Giovedì 17 settembre Il nostro Collegio ha organizzato una visita tecnica all’aeroporto militare Francesco Baracca di Casarsa della Delizia, sede del 5° Reggimento Aviazione dell’Esercito “Rigel”.
Siamo stati accolti dal pilota Aaron Casarin, che ci ha tenuto un breefing per illustrare la struttura e le attività del Centro e le caratteristiche degli elicotteri.
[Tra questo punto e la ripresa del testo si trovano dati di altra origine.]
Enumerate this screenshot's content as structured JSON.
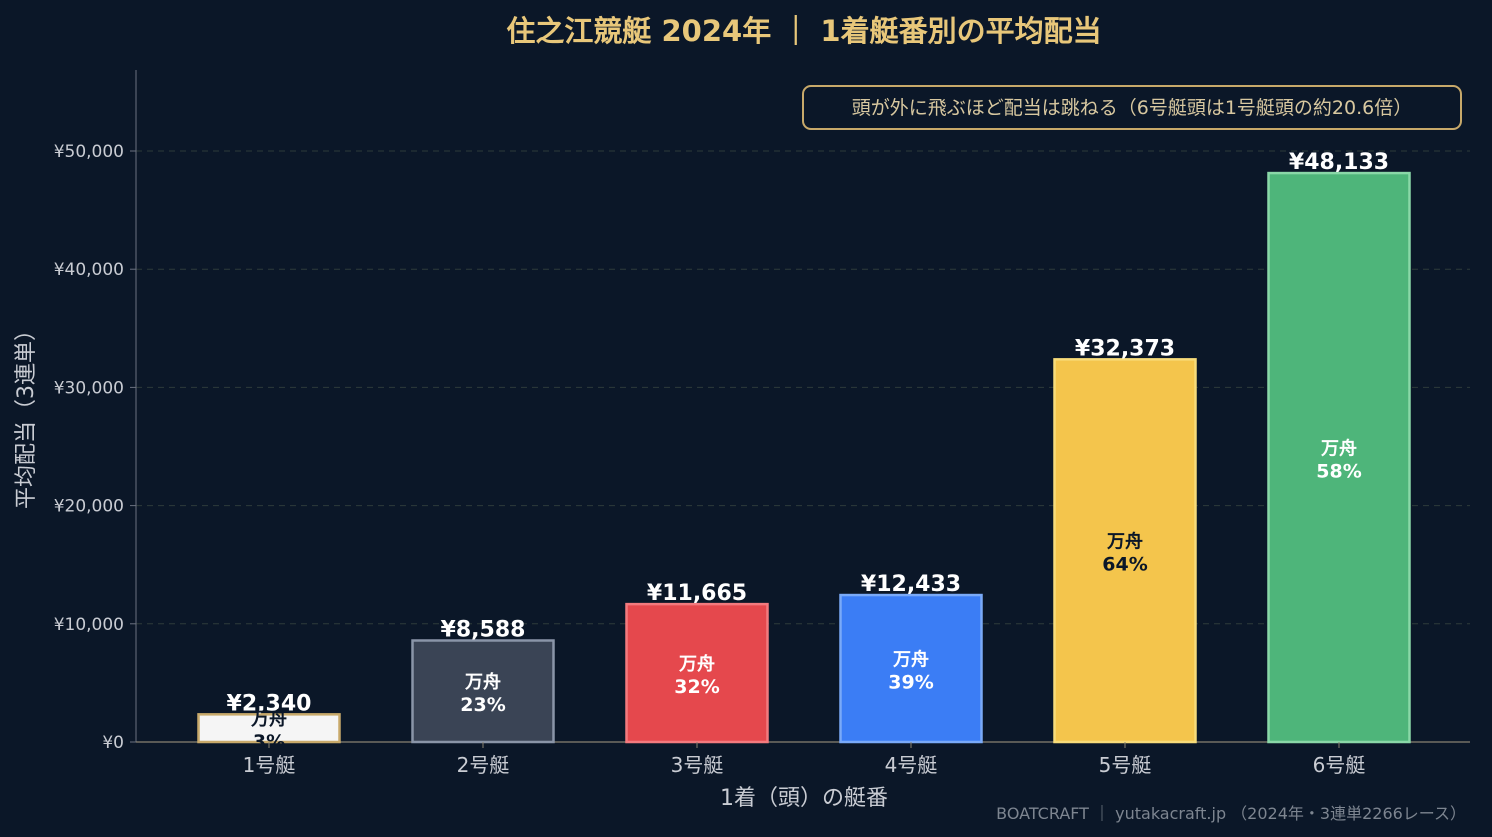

Si tratta di una delle basi elicotteristiche più importanti dell’Esercito italiano. La missione del 5° Reggimento AVES “RIGEL” è quella di supportare, con i propri elicotteri AH-129D “Mangusta” e UH-90, le operazioni aeromobili e aeromeccanizzate in Patria e all’estero e di eseguire le attività addestrative (da questa base sono partite ad esempio le missioni in Afghanistan e in Iraq). Il Reggimento inoltre concorre al servizio di pronto intervento aereo nazionale per l’assolvimento di missioni di carattere operativo e di pubblica utilità sul territorio nazionale (h24, 365 giorni l’anno).
La costruzione dell’aeroporto di Casarsa risale al 1915, quando nacque come base per i dirigibili, mentre poi ospitò aerei ad ala fissa. Il Reggimento AVES RIGEL venne istituito nel 1976 presso questo aeroporto, ed è stato insignito di numerose onorificenze.
Attualmente nella base sono impiegate circa 500 persone, di cui 50 piloti.
Gli elicotteri in dotazione del reggimento sono il AH-129 “Mangusta” e il UH-90.
L’elicottero Mangusta è un elicottero d’attacco, il cui equipaggio è costituito da un pilota (posizionato in posizione più elevata) e un operatore. Pesa circa 2500 Kg, è lungo 13,30 metri e alto 3,40, dotato due turbomotori da 1018 HP e un rotore pentapala. La velocità di crociera varia tra 218 e 262 Km/ora e ha un’autonomia di 2 ore e 15 minuti.
L’elicottero UH-90 è un elicottero da trasporto tattico di ultima generazione, prodotto dal consorzio NHI (Nato Helicopter Industries) interamente realizzato in fibra di carbonio. Si tratta di un elicottero tecnologicamente molto avanzato: è lungo 19,56 m, alto 5,31, peso a vuoto 4200 Kg ed è in grado di raggiungere una velocità massima di 300 Km/h. È dotato di comandi di volo senza cavi meccanici, monta due turbine controllate da computer e un rotore a quattro pale. È in grado di operare nei moderni scenari operativi ed è in grado di svolgere missioni in ogni tipo di terreno, assicurando un elevato coefficiente operatività: in particolare può essere impiegato per trasporto tattico di unità di fanteria, supporto alle operazioni speciali, trasporto sanitario, trasporto di veicoli leggeri. È dotato di un grande vano di carico accessibile dal portellone posteriore e dai portelloni laterali, mentre le postazioni di pilotaggio sono raggiungibili anche da due ulteriori sportelli laterali.
Dopo il breefing il pilota Casarin ci ha accompagnato negli Hangar dove abbiamo potuto vedere prima i Mangusta e poi gli UH-90. In entrambi gli hangar siamo stati assistiti dai tecnici specializzati che ci hanno illustrato le principali caratteristiche dei due velivoli. Si tratta in entrambi i casi di macchine ad altissima tecnologia, dotate di strumentazione di altissima qualità (ad esempio caschi dotati di visiera-schermo che permettono la visione notturna) che richiedono alta specializzazione per la manutenzione e la gestione.
Dopo la visita abbiamo consumato un lunch veloce nella mensa della caserma.
Un sentito ringraziamento va al pilota Aaron Casarin e ai suoi colleghi che con grande disponibilità e competenza ci hanno illustrato le attività della caserma e le caratteristiche dei velivoli, in una visita di grande interesse per tutti i convenuti.